The nation’s two largest pension funds, the California Public Employees’ Retirement System and the California State Teachers’ Retirement System, have been plagued by myriad fiscal problems, and even a corruption scandal in the case of CalPERS, and yet these systems continue to lecture the private sector on ethical corporate governance. The latest hypocrisy, released last week, is a project funded by the two systems to promote “diversity” in board rooms.
The two funds launched something called the Diverse Director DataSource, which is designed to help companies find “untapped talent to serve on corporate boards,” according to a statement from the pension funds. It’s meant to be voluntary, but make no mistake about the political and investment muscle these two funds wield. As the Wall Street Journal reported, many Wall Street sources believe this really is a mechanism by which the investment funds can select board members and exert more political control over corporations.
“This is a milestone in the development of 3D,” Anne Simpson, CalPERS senior portfolio manager, said in a statement. “3D is an innovative resource that opens the door to finding candidates whose fresh ideas and new perspectives can help companies generate lasting, sustainable value and provide a check against the kind of ‘group think’ that played a significant role in the financial crisis.”
CalPERS and CalSTRS are masters of group think themselves, and these organizations have been front and center in some of the dubious investments at the heart of the financial scandal. CalPERS officials made some wacky investment bets — i.e., home-building projects using borrowed funds at the height of the housing bubble — and CalSTRS officials “rolled the dice” on risky investments to make up for a growing shortfall and ended up with an even bigger problem, according to published reports.
This is about two public-sector organizations using their immense financial clout to meddle in the governance structure of this nation’s private sector.
For fun, I looked at the board of directors of CalPERS and CalSTRS on their websites. These organizations don’t live up to the standards they are foisting on everyone else. By their own standards (ethnic and diverse viewpoints), these boards are not diverse and are dominated by public-employee group think.
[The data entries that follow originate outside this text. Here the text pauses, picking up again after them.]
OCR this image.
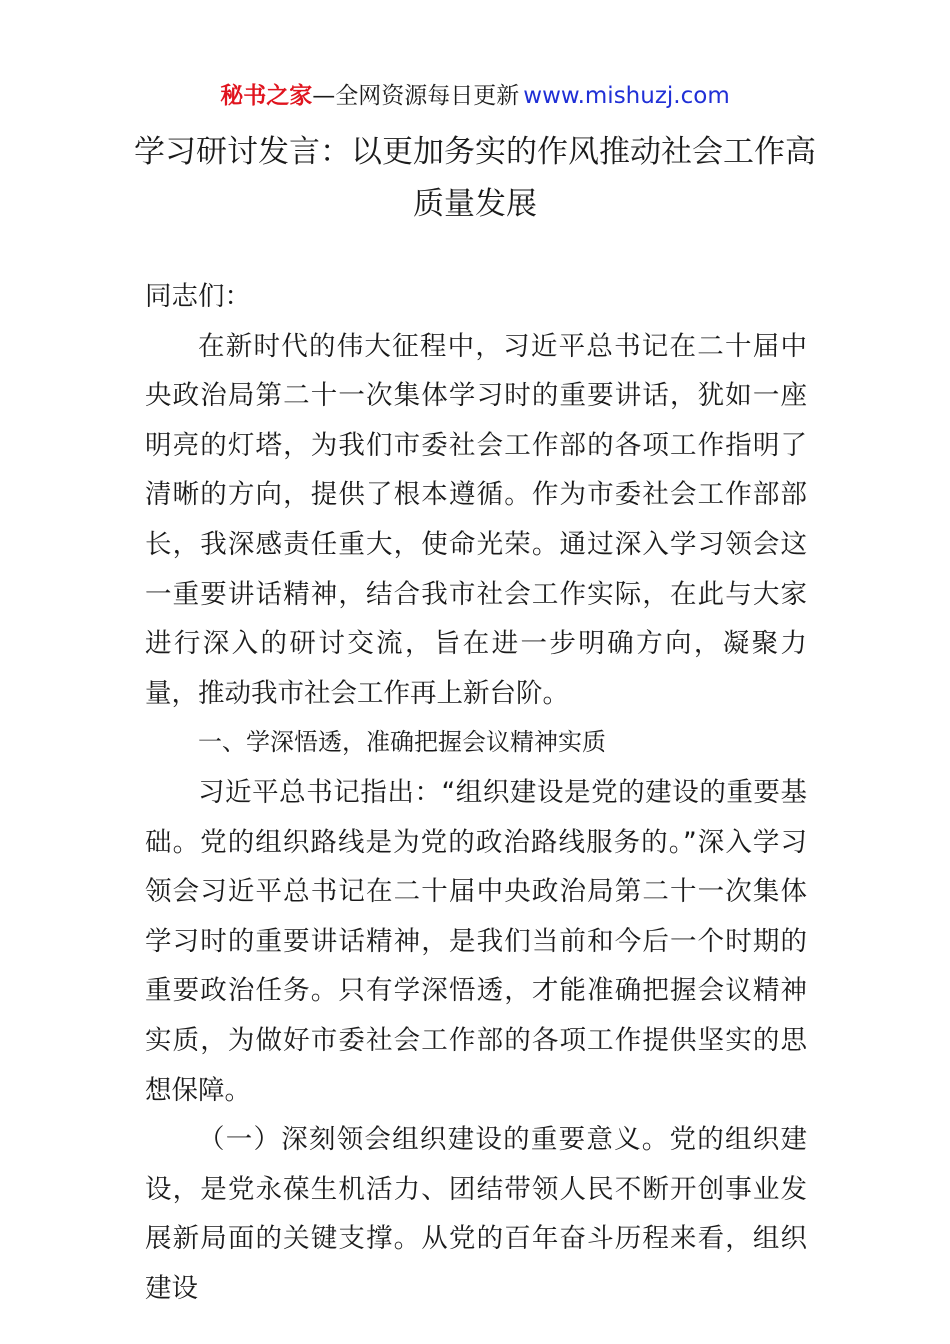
秘书之家—全网资源每日更新 www.mishuzj.com
学习研讨发言：以更加务实的作风推动社会工作高质量发展

同志们：

在新时代的伟大征程中，习近平总书记在二十届中央政治局第二十一次集体学习时的重要讲话，犹如一座明亮的灯塔，为我们市委社会工作部的各项工作指明了清晰的方向，提供了根本遵循。作为市委社会工作部部长，我深感责任重大，使命光荣。通过深入学习领会这一重要讲话精神，结合我市社会工作实际，在此与大家进行深入的研讨交流，旨在进一步明确方向，凝聚力量，推动我市社会工作再上新台阶。

一、学深悟透，准确把握会议精神实质

习近平总书记指出：“组织建设是党的建设的重要基础。党的组织路线是为党的政治路线服务的。”深入学习领会习近平总书记在二十届中央政治局第二十一次集体学习时的重要讲话精神，是我们当前和今后一个时期的重要政治任务。只有学深悟透，才能准确把握会议精神实质，为做好市委社会工作部的各项工作提供坚实的思想保障。

（一）深刻领会组织建设的重要意义。党的组织建设，是党永葆生机活力、团结带领人民不断开创事业发展新局面的关键支撑。从党的百年奋斗历程来看，组织建设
Hypocrisy is nothing new when it comes to these funds. Both pension funds are awash in unfunded liabilities — the massive taxpayer-backed debt, estimated at a half-trillion dollars in California alone, that is quashing public budgets and imposing burdens on future generations.
The pension funds used their political clout over the years to hide the problems while pointing fingers at corporations.
Their own investment decisions have oftentimes been troubling. This is from Bloomberg’s news service: “CalPERS made a series of disastrous bets on real estate after letting its internal risk controls break down and ceding too much control to outside investment advisers during the housing bubble. … On top of the fiscal mess, CalPERS is also caught up in a corruption scandal involving middlemen who help money managers win investing assignments from pension funds.”
CalSTRS has debt issues but hasn’t faced the same ethical scandals as CalPERS. Nevertheless, as the corruption scandal unfolded at CalPERS, the entire CalSTRS investment staff sent a letter of support to their colleagues at CalPERS. So we see that CalPERS and CalSTRS are indeed diverse organizations — groups with diverse views about basic ethical and management issues.
The real scandal is that these pension funds are backed by taxpayers, who will pick up the pieces for such greed and political correctness.